妞妞特别义愤填膺地说:“可是严叔叔都没有推开她!”
这么说完,她又回头看了严倾两眼,表情十分不友善,然后拽了拽尤可意的衣袖,“尤老师你一定要好好教育严叔叔,要像我妈妈那样把我爸爸关在卧室门外!三五天都不让他进门儿!”
尤可意:“……”
终于等到教室里的孩子都走光了,严倾拎着便当盒从门口走到教室前面的一张小圆桌前,一边把里面的饭盒拿出来,一边回头朝尤可意招招手,“过来吃饭,菜都快凉了。”
尤可意此刻的心情十分不爽,很显然受到了妞妞的影响。
她一边走过来,一边臭着一张脸说:“你磨蹭了什么,磨蹭到菜都快凉了才送过来?”
严倾动作一顿,视线定格在她脸上,“……怎么了?”
“没怎么啊。”尤可意继续臭脸,看了眼饭盒里的菜……鱼香茄子,水煮鱼。
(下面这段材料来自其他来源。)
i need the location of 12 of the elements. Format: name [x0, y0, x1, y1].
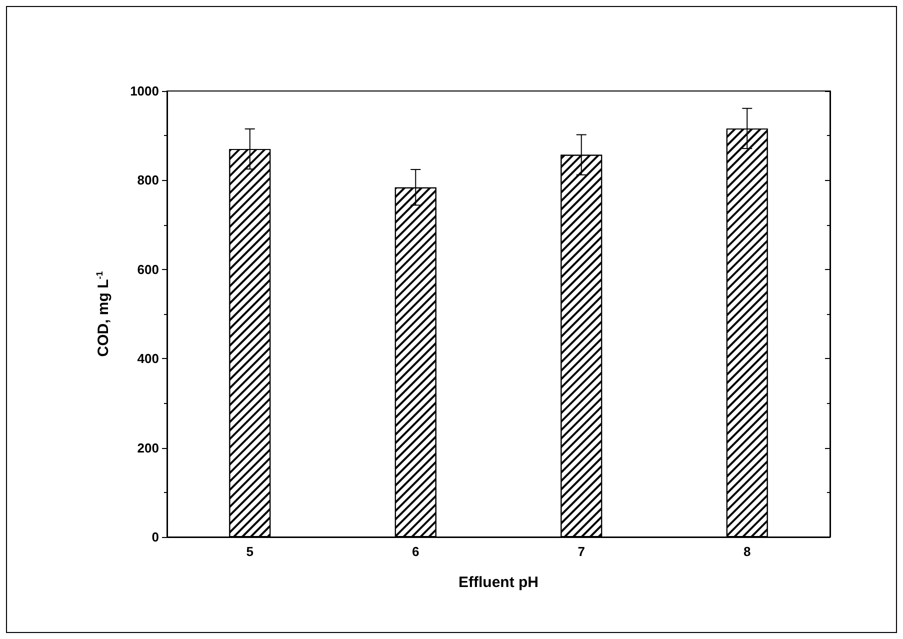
y-tick-label: 200	[137, 440, 159, 456]
x-tick-label: 8	[744, 544, 751, 559]
y-axis-title: COD, mg L-1	[94, 271, 112, 357]
y-tick-label: 0	[152, 530, 159, 544]
y-tick-label: 600	[137, 262, 159, 277]
y-tick-label: 400	[137, 351, 159, 366]
x-axis-title: Effluent pH	[458, 574, 538, 591]
y-tick-label: 800	[137, 172, 159, 188]
x-tick-label: 6	[412, 544, 420, 559]
x-tick-label: 7	[578, 544, 585, 559]
x-tick-label: 5	[246, 544, 254, 559]
y-tick-label: 1000	[130, 84, 159, 98]
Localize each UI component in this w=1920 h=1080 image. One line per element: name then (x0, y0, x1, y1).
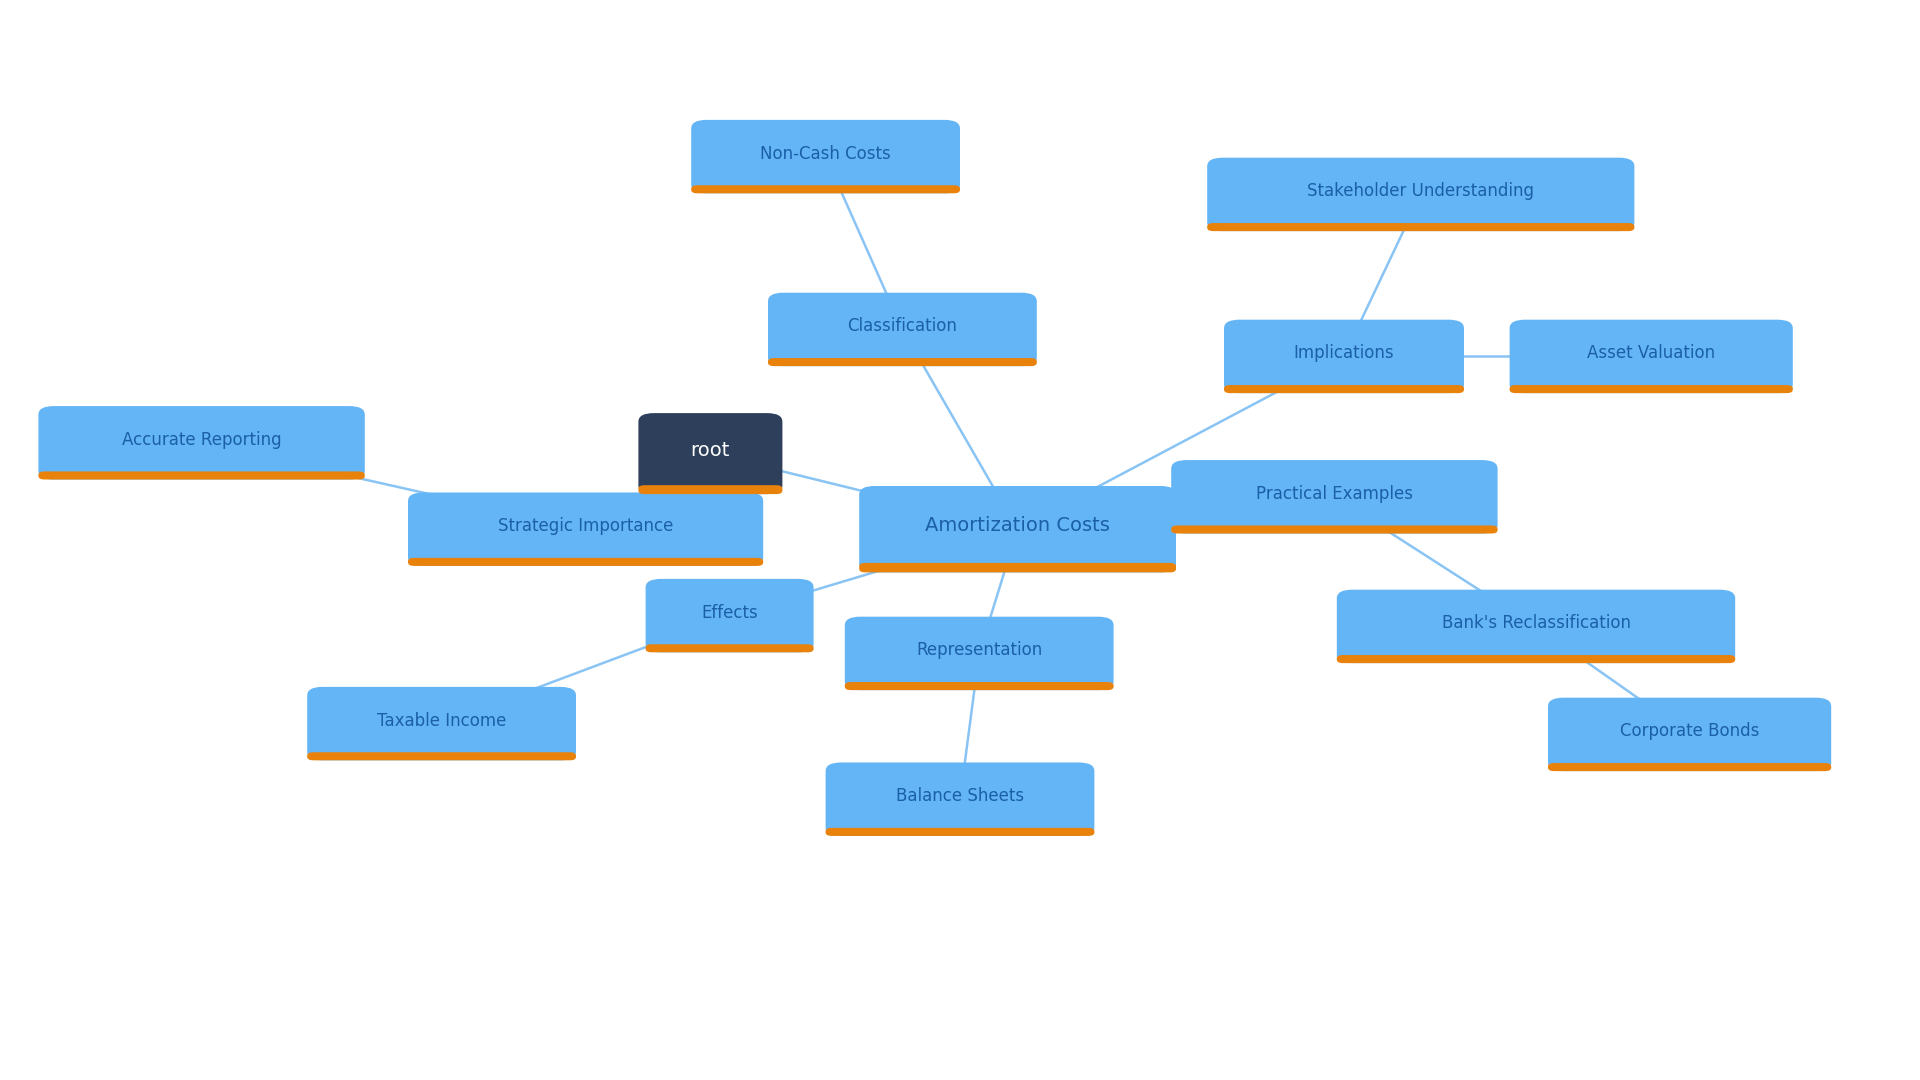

顿了顿,她说,“下顿我要吃木瓜。”
严倾没说话,还是看着她。
她继续补充:“以后顿顿吃木瓜,丰胸!”抬眼表情不善地看着严倾,她学着妞妞的样子伸手夸张地比划着:“这样——”
又是新一轮的“我来比划你来猜”。
“那妞妞有没有告诉你我打气打到一半的时候,抬头跟张小姐说了一句话?”
尤可意的心提了起来,“说什么了?”
“我跟她说,我看她胸肌这么发达,不如自己来打气,我还有别的事要做,就不帮她了。”严倾正经脸,语气如常,说出来的话却欠扁到家。
胸肌发达……
尤可意的脸上红一阵白一阵的,最后终于憋不住笑了出来,朝着他胸上推了一下,“你怎么这么缺德啊?人家喜欢你那么长时间了,就在你面前露露怎么了?你就这么嘲讽人家,你简直不解风情!”
但眉梢眼角的神情与这番话的内容却是背道而驰的,很显然,她对于严倾这种毫不留情的做法十分满意。
严倾只能瞥她一眼,“女人心,海底针。我要是对她客气点、委婉点,你估计又要骂我缺德花心了。”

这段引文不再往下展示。